Why Hackers Use Crypto Dust
Hackers usually target wallets with significant crypto holdings so as to unmask the people behind them. They send out crypto dust to the targeted wallets and watch for final withdrawal addresses, which in many cases belong to the wallet owners. Withdrawal wallets usually belong to exchanges with stringent Know Your Customer (KYC) requirements; thus the wallet owner is revealed.
Once the identity is confirmed, hack attacks against the individual are launched. Social engineering campaigns are usually the first step in finding out vital information about the owner. The information includes emails and phone numbers.
More sophisticated attacks are then deployed to gain control of the emails and phone numbers. SIM swap schemes are, for example, used to gain control of the target’s phone numbers. The numbers are in turn used to unlock connected crypto wallets on exchanges. In some instances, phishing attacks are also used to take over emails and hot wallet addresses belonging to the victim.
Besides bad actors using crypto dust to deanonymize wallet owners, some government agencies such as taxation and law enforcement institutions regularly carry out dusting attacks to trace persons of interest. These are, in most cases, individuals involved in criminal operations, money laundering, and tax evasion schemes.

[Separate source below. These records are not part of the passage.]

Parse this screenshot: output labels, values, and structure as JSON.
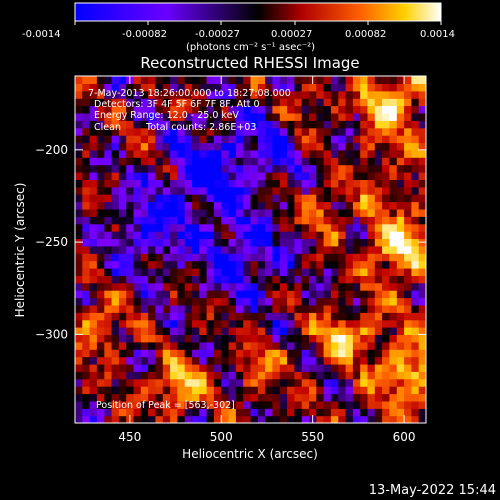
{
  "colorbar": {
    "ticks": [
      "-0.0014",
      "-0.00082",
      "-0.00027",
      "0.00027",
      "0.00082",
      "0.0014"
    ],
    "unit_label": "(photons cm⁻² s⁻¹ asec⁻²)",
    "range": [
      -0.0014,
      0.0014
    ],
    "palette": [
      "#0000ff",
      "#7f00ff",
      "#000000",
      "#c00000",
      "#ff6000",
      "#ffd000",
      "#ffffff"
    ]
  },
  "chart_data": {
    "type": "heatmap",
    "title": "Reconstructed RHESSI Image",
    "xlabel": "Heliocentric X (arcsec)",
    "ylabel": "Heliocentric Y (arcsec)",
    "xlim": [
      420,
      612
    ],
    "ylim": [
      -348,
      -160
    ],
    "xticks": [
      450,
      500,
      550,
      600
    ],
    "yticks": [
      -200,
      -250,
      -300
    ],
    "annotations": {
      "time": "7-May-2013 18:26:00.000 to 18:27:08.000",
      "detectors": "Detectors: 3F 4F 5F 6F 7F 8F, Att 0",
      "energy": "Energy Range: 12.0 - 25.0 keV",
      "clean": "Clean",
      "counts": "Total counts: 2.86E+03",
      "peak": "Position of Peak = [563,-302]"
    },
    "peak": [
      563,
      -302
    ],
    "bright_regions": [
      {
        "x": 563,
        "y": -302,
        "level": 1.0
      },
      {
        "x": 475,
        "y": -330,
        "level": 0.95
      },
      {
        "x": 595,
        "y": -255,
        "level": 0.9
      },
      {
        "x": 590,
        "y": -175,
        "level": 0.85
      },
      {
        "x": 555,
        "y": -235,
        "level": 0.6
      },
      {
        "x": 430,
        "y": -300,
        "level": 0.7
      },
      {
        "x": 520,
        "y": -320,
        "level": 0.55
      },
      {
        "x": 600,
        "y": -320,
        "level": 0.75
      },
      {
        "x": 545,
        "y": -180,
        "level": 0.5
      }
    ],
    "dim_regions": [
      {
        "x": 490,
        "y": -215,
        "level": -0.8
      },
      {
        "x": 510,
        "y": -260,
        "level": -0.7
      },
      {
        "x": 460,
        "y": -245,
        "level": -0.6
      },
      {
        "x": 525,
        "y": -200,
        "level": -0.5
      }
    ]
  },
  "footer": {
    "date": "13-May-2022 15:44"
  }
}
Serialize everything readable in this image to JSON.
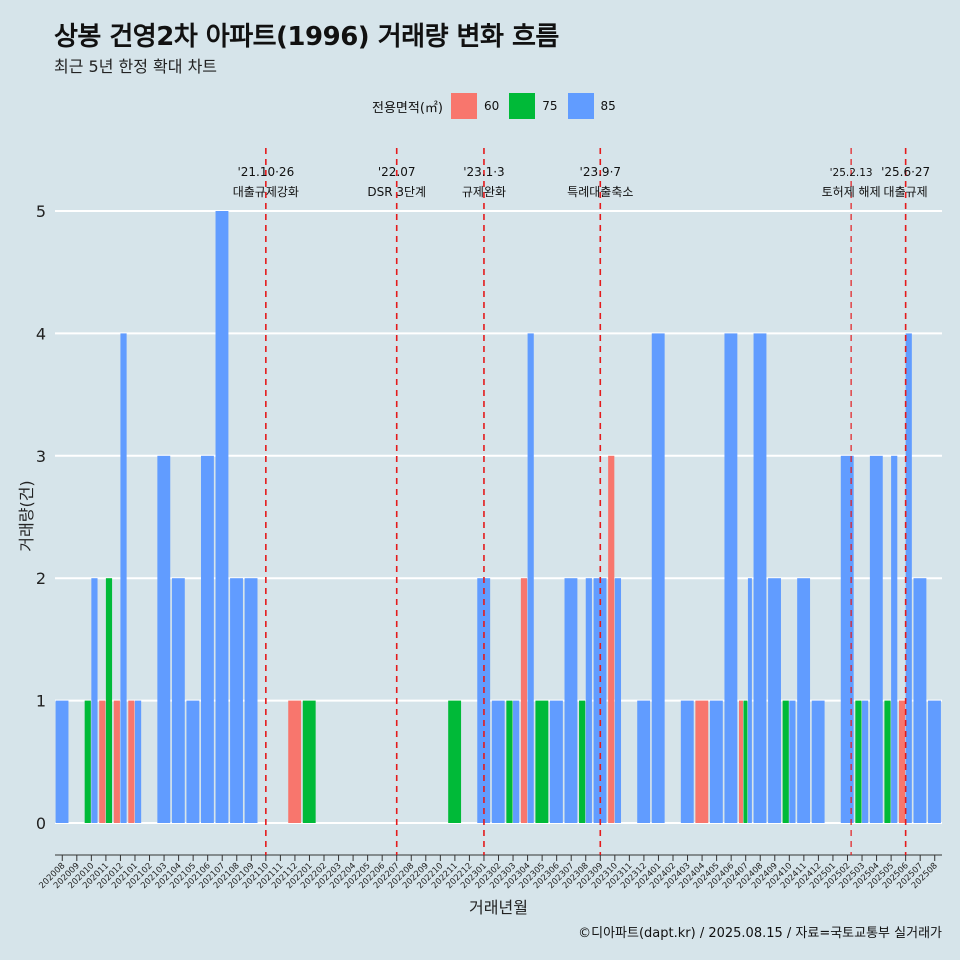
{
  "title": "상봉 건영2차 아파트(1996) 거래량 변화 흐름",
  "subtitle": "최근 5년 한정 확대 차트",
  "caption": "©디아파트(dapt.kr) / 2025.08.15 / 자료=국토교통부 실거래가",
  "legend": {
    "title": "전용면적(㎡)"
  },
  "colors": {
    "60": "#f8766d",
    "75": "#00ba38",
    "85": "#619cff",
    "vline": "#e41a1c",
    "grid": "#ffffff",
    "background": "#d6e4ea"
  },
  "chart_data": {
    "type": "bar",
    "xlabel": "거래년월",
    "ylabel": "거래량(건)",
    "ylim": [
      0,
      5
    ],
    "yticks": [
      0,
      1,
      2,
      3,
      4,
      5
    ],
    "categories": [
      "202008",
      "202009",
      "202010",
      "202011",
      "202012",
      "202101",
      "202102",
      "202103",
      "202104",
      "202105",
      "202106",
      "202107",
      "202108",
      "202109",
      "202110",
      "202111",
      "202112",
      "202201",
      "202202",
      "202203",
      "202204",
      "202205",
      "202206",
      "202207",
      "202208",
      "202209",
      "202210",
      "202211",
      "202212",
      "202301",
      "202302",
      "202303",
      "202304",
      "202305",
      "202306",
      "202307",
      "202308",
      "202309",
      "202310",
      "202311",
      "202312",
      "202401",
      "202402",
      "202403",
      "202404",
      "202405",
      "202406",
      "202407",
      "202408",
      "202409",
      "202410",
      "202411",
      "202412",
      "202501",
      "202502",
      "202503",
      "202504",
      "202505",
      "202506",
      "202507",
      "202508"
    ],
    "series": [
      {
        "name": "60",
        "values": {
          "202011": 1,
          "202012": 1,
          "202101": 1,
          "202112": 1,
          "202304": 2,
          "202310": 3,
          "202404": 1,
          "202407": 1,
          "202506": 1
        }
      },
      {
        "name": "75",
        "values": {
          "202010": 1,
          "202011": 2,
          "202201": 1,
          "202211": 1,
          "202303": 1,
          "202305": 1,
          "202308": 1,
          "202407": 1,
          "202410": 1,
          "202503": 1,
          "202505": 1
        }
      },
      {
        "name": "85",
        "values": {
          "202008": 1,
          "202010": 2,
          "202012": 4,
          "202101": 1,
          "202103": 3,
          "202104": 2,
          "202105": 1,
          "202106": 3,
          "202107": 5,
          "202108": 2,
          "202109": 2,
          "202301": 2,
          "202302": 1,
          "202303": 1,
          "202304": 4,
          "202306": 1,
          "202307": 2,
          "202308": 2,
          "202309": 2,
          "202310": 2,
          "202312": 1,
          "202401": 4,
          "202403": 1,
          "202405": 1,
          "202406": 4,
          "202407": 2,
          "202408": 4,
          "202409": 2,
          "202410": 1,
          "202411": 2,
          "202412": 1,
          "202502": 3,
          "202503": 1,
          "202504": 3,
          "202505": 3,
          "202506": 4,
          "202507": 2,
          "202508": 1
        }
      }
    ],
    "annotations": [
      {
        "x": "202110",
        "date": "'21.10·26",
        "label": "대출규제강화"
      },
      {
        "x": "202207",
        "date": "'22.07",
        "label": "DSR 3단계"
      },
      {
        "x": "202301",
        "date": "'23.1·3",
        "label": "규제완화"
      },
      {
        "x": "202309",
        "date": "'23.9·7",
        "label": "특례대출축소"
      },
      {
        "x": "202502",
        "date": "'25.2.13",
        "label": "토허제 해제"
      },
      {
        "x": "202506",
        "date": "'25.6·27",
        "label": "대출규제"
      }
    ]
  }
}
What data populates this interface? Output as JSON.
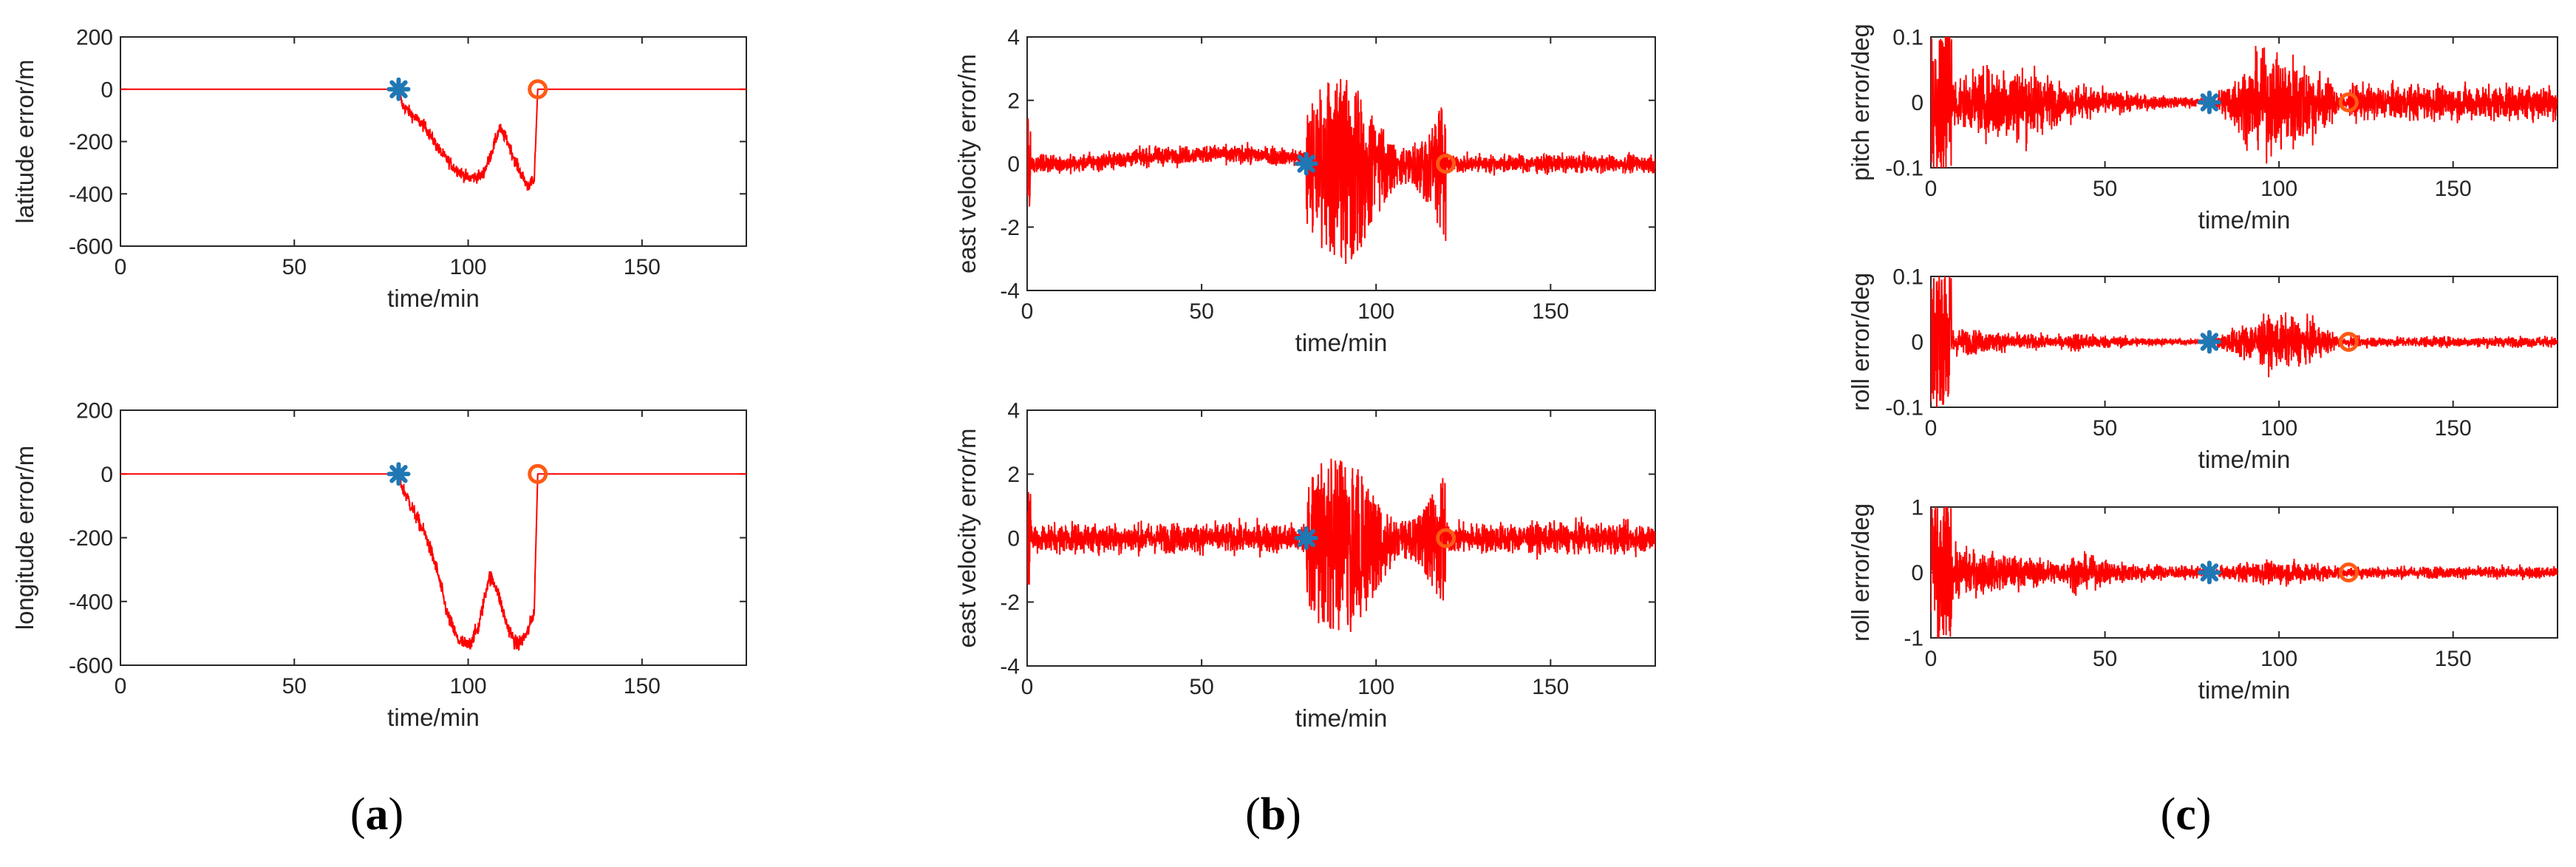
{
  "colors": {
    "signal": "#ff0000",
    "start_marker": "#1f77b4",
    "end_marker": "#ff5a14",
    "axis": "#262626"
  },
  "panel_labels": [
    {
      "open": "(",
      "letter": "a",
      "close": ")"
    },
    {
      "open": "(",
      "letter": "b",
      "close": ")"
    },
    {
      "open": "(",
      "letter": "c",
      "close": ")"
    }
  ],
  "chart_data": [
    {
      "type": "line",
      "panel": "a",
      "ylabel": "latitude error/m",
      "xlabel": "time/min",
      "xlim": [
        0,
        180
      ],
      "ylim": [
        -600,
        200
      ],
      "xticks": [
        0,
        50,
        100,
        150
      ],
      "yticks": [
        200,
        0,
        -200,
        -400,
        -600
      ],
      "series": [
        {
          "name": "latitude error",
          "points": [
            [
              0,
              0
            ],
            [
              80,
              0
            ],
            [
              81,
              -60
            ],
            [
              84,
              -100
            ],
            [
              88,
              -150
            ],
            [
              92,
              -240
            ],
            [
              96,
              -300
            ],
            [
              100,
              -340
            ],
            [
              104,
              -330
            ],
            [
              106,
              -270
            ],
            [
              109,
              -150
            ],
            [
              111,
              -190
            ],
            [
              114,
              -290
            ],
            [
              117,
              -370
            ],
            [
              119,
              -350
            ],
            [
              120,
              0
            ],
            [
              180,
              0
            ]
          ]
        }
      ],
      "markers": [
        {
          "name": "start",
          "shape": "asterisk",
          "x": 80,
          "y": 0
        },
        {
          "name": "end",
          "shape": "circle",
          "x": 120,
          "y": 0
        }
      ]
    },
    {
      "type": "line",
      "panel": "a",
      "ylabel": "longitude error/m",
      "xlabel": "time/min",
      "xlim": [
        0,
        180
      ],
      "ylim": [
        -600,
        200
      ],
      "xticks": [
        0,
        50,
        100,
        150
      ],
      "yticks": [
        200,
        0,
        -200,
        -400,
        -600
      ],
      "series": [
        {
          "name": "longitude error",
          "points": [
            [
              0,
              0
            ],
            [
              80,
              0
            ],
            [
              81,
              -40
            ],
            [
              84,
              -110
            ],
            [
              88,
              -200
            ],
            [
              91,
              -300
            ],
            [
              94,
              -440
            ],
            [
              97,
              -520
            ],
            [
              100,
              -540
            ],
            [
              103,
              -480
            ],
            [
              106,
              -320
            ],
            [
              108,
              -350
            ],
            [
              111,
              -470
            ],
            [
              114,
              -540
            ],
            [
              117,
              -500
            ],
            [
              119,
              -430
            ],
            [
              120,
              0
            ],
            [
              180,
              0
            ]
          ]
        }
      ],
      "markers": [
        {
          "name": "start",
          "shape": "asterisk",
          "x": 80,
          "y": 0
        },
        {
          "name": "end",
          "shape": "circle",
          "x": 120,
          "y": 0
        }
      ]
    },
    {
      "type": "line",
      "panel": "b",
      "ylabel": "east velocity error/m",
      "xlabel": "time/min",
      "xlim": [
        0,
        180
      ],
      "ylim": [
        -4,
        4
      ],
      "xticks": [
        0,
        50,
        100,
        150
      ],
      "yticks": [
        4,
        2,
        0,
        -2,
        -4
      ],
      "noise": {
        "quiet_amplitude": 0.3,
        "burst_start": 80,
        "burst_end": 120,
        "burst_amplitude_min": -3.3,
        "burst_amplitude_max": 2.8,
        "drift_peak": 0.3
      },
      "markers": [
        {
          "name": "start",
          "shape": "asterisk",
          "x": 80,
          "y": 0
        },
        {
          "name": "end",
          "shape": "circle",
          "x": 120,
          "y": 0
        }
      ]
    },
    {
      "type": "line",
      "panel": "b",
      "ylabel": "east velocity error/m",
      "xlabel": "time/min",
      "xlim": [
        0,
        180
      ],
      "ylim": [
        -4,
        4
      ],
      "xticks": [
        0,
        50,
        100,
        150
      ],
      "yticks": [
        4,
        2,
        0,
        -2,
        -4
      ],
      "noise": {
        "quiet_amplitude": 0.5,
        "burst_start": 80,
        "burst_end": 120,
        "burst_amplitude_min": -3.3,
        "burst_amplitude_max": 2.8,
        "drift_peak": 0
      },
      "markers": [
        {
          "name": "start",
          "shape": "asterisk",
          "x": 80,
          "y": 0
        },
        {
          "name": "end",
          "shape": "circle",
          "x": 120,
          "y": 0
        }
      ]
    },
    {
      "type": "line",
      "panel": "c",
      "ylabel": "pitch error/deg",
      "xlabel": "time/min",
      "xlim": [
        0,
        180
      ],
      "ylim": [
        -0.1,
        0.1
      ],
      "xticks": [
        0,
        50,
        100,
        150
      ],
      "yticks": [
        0.1,
        0,
        -0.1
      ],
      "noise": {
        "initial_amplitude": 0.1,
        "mid_amplitude": 0.04,
        "min_amplitude": 0.003,
        "burst_start": 80,
        "burst_end": 120,
        "burst_amplitude": 0.07,
        "tail_amplitude": 0.02
      },
      "markers": [
        {
          "name": "start",
          "shape": "asterisk",
          "x": 80,
          "y": 0
        },
        {
          "name": "end",
          "shape": "circle",
          "x": 120,
          "y": 0
        }
      ]
    },
    {
      "type": "line",
      "panel": "c",
      "ylabel": "roll error/deg",
      "xlabel": "time/min",
      "xlim": [
        0,
        180
      ],
      "ylim": [
        -0.1,
        0.1
      ],
      "xticks": [
        0,
        50,
        100,
        150
      ],
      "yticks": [
        0.1,
        0,
        -0.1
      ],
      "noise": {
        "initial_amplitude": 0.1,
        "mid_amplitude": 0.02,
        "min_amplitude": 0.002,
        "burst_start": 80,
        "burst_end": 120,
        "burst_amplitude": 0.035,
        "tail_amplitude": 0.005
      },
      "markers": [
        {
          "name": "start",
          "shape": "asterisk",
          "x": 80,
          "y": 0
        },
        {
          "name": "end",
          "shape": "circle",
          "x": 120,
          "y": 0
        }
      ]
    },
    {
      "type": "line",
      "panel": "c",
      "ylabel": "roll error/deg",
      "xlabel": "time/min",
      "xlim": [
        0,
        180
      ],
      "ylim": [
        -1,
        1
      ],
      "xticks": [
        0,
        50,
        100,
        150
      ],
      "yticks": [
        1,
        0,
        -1
      ],
      "noise": {
        "initial_amplitude": 1.0,
        "mid_amplitude": 0.35,
        "min_amplitude": 0.05,
        "burst_start": 80,
        "burst_end": 120,
        "burst_amplitude": 0.12,
        "tail_amplitude": 0.03
      },
      "markers": [
        {
          "name": "start",
          "shape": "asterisk",
          "x": 80,
          "y": 0
        },
        {
          "name": "end",
          "shape": "circle",
          "x": 120,
          "y": 0
        }
      ]
    }
  ]
}
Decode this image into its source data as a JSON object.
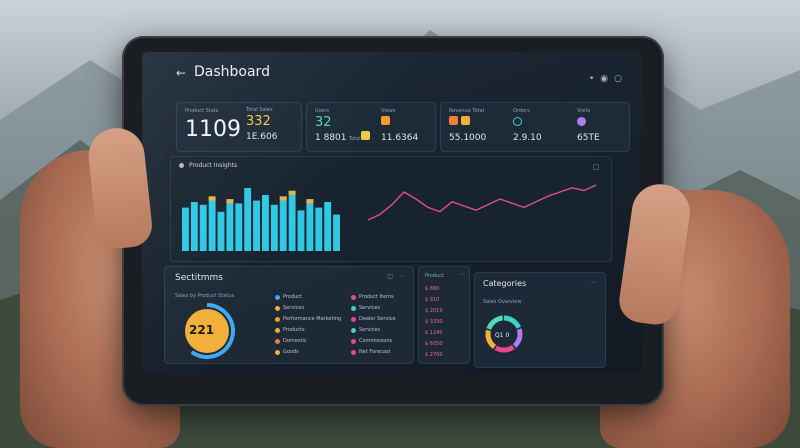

Another reason why dusting campaigns occur is for misdirection purposes. Just as email marketers bombard inboxes with spam messages, crypto dust can be used to distribute unsolicited notes.
In October last year, scammers launched a dust attack on the Binance Chain (BC). The malicious entities sent out insignificant BNB coins containing a note to users on the platform. The messages contained a link to a malicious website claiming to be giving away 50 BNB.
Binance was quick to warn its users about the scheme.
Crypto Dusting Solution
To mitigate dusting attacks, it is best to use a crypto wallet that isolates crypto dust and prevents the coins from being transferred. The Electrum wallet, for example, offers granular control over the consolidation of crypto dust.
Another solution implemented by a few wallet providers is to randomly generate new addresses after each transaction.